Emotion is not all bad. Fear is bad. Greed is bad. pride is bad. Anger can be good if it prompts you to take
your painful lesson, learn from it, and aggressively put it to work. If your painful lesson makes you fearful of
more pain, then that is very bad.
The trader who has too much pride will stick to a trade long after he should have exited it because he refuses to
admit defeat. Sometimes it is a conviction that is the result of extensive research that keeps him in the trade.
For successful traders, discipline always trumps conviction. No matter how right you think you are, and you may
ultimately be proven right, you must always follow your risk management rules when your exit criteria is met
(never enter a trade without knowing your exit). Being wrong won't kill you but staying wrong will. Don't stay
long stocks that go down every day because you hope to sell it on a bounce.
Confirmation bias is a serious problem for people and can be a disaster for trading. Confirmation bias is when you
tend to favor information that agrees with you and discount information that disagrees with you. It makes you slow
to accept change when change is in the early stages.
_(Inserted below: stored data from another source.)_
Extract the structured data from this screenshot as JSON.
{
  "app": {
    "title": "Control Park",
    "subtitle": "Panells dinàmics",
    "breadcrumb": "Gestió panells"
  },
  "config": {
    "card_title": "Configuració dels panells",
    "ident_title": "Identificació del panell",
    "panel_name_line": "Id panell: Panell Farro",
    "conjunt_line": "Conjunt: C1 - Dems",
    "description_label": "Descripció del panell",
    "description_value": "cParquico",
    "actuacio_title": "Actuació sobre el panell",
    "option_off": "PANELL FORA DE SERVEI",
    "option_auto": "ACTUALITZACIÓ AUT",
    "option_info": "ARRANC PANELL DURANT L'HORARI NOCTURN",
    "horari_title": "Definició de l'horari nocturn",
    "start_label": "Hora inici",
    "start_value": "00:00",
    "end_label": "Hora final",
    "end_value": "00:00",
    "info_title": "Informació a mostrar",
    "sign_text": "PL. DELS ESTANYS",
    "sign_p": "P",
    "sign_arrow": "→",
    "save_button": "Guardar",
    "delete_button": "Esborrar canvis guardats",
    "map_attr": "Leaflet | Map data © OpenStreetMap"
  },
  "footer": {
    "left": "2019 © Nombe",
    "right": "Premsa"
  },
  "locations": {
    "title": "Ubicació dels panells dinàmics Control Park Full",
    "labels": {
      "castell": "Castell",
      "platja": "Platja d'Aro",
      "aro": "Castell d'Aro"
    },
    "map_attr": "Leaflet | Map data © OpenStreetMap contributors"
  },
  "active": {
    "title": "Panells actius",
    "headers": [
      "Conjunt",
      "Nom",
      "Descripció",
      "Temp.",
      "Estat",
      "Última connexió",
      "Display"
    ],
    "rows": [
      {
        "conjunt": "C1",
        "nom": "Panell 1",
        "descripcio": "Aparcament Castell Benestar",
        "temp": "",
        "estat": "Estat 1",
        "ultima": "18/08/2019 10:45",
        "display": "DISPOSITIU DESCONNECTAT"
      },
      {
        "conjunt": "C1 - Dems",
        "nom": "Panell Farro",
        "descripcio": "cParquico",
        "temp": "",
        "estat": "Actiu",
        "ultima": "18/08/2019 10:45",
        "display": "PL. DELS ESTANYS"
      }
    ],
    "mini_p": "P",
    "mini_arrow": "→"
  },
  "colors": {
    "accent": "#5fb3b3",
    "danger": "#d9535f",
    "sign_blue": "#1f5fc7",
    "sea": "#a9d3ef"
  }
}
In one experiment the subjects were sellers of some items. One set of sellers owned the items and another set
were selling it for someone else. Both sets of sellers set the sale price for the items. The sellers who owned
the items felt the items had higher value and demanded a higher price than those who did not own them. The items
were exactly the same but the personal ownership increased the perception of value. As a trader, we will tend
to stand by our own views more stubbornly than the views we have heard expressed by others. If we are bullish
then we will stick stubbornly to that view longer than if we heard bullish views expressed by another
trader. This bias has no basis in reality, just ownership. It is not wrong to have a view, just don't hold onto
it for the wrong reasons when change is at hand.
You should not be a cheerleader for a market or a stock. It is just a trade, not a marriage. In trading, you
need to love nothing and hate nothing.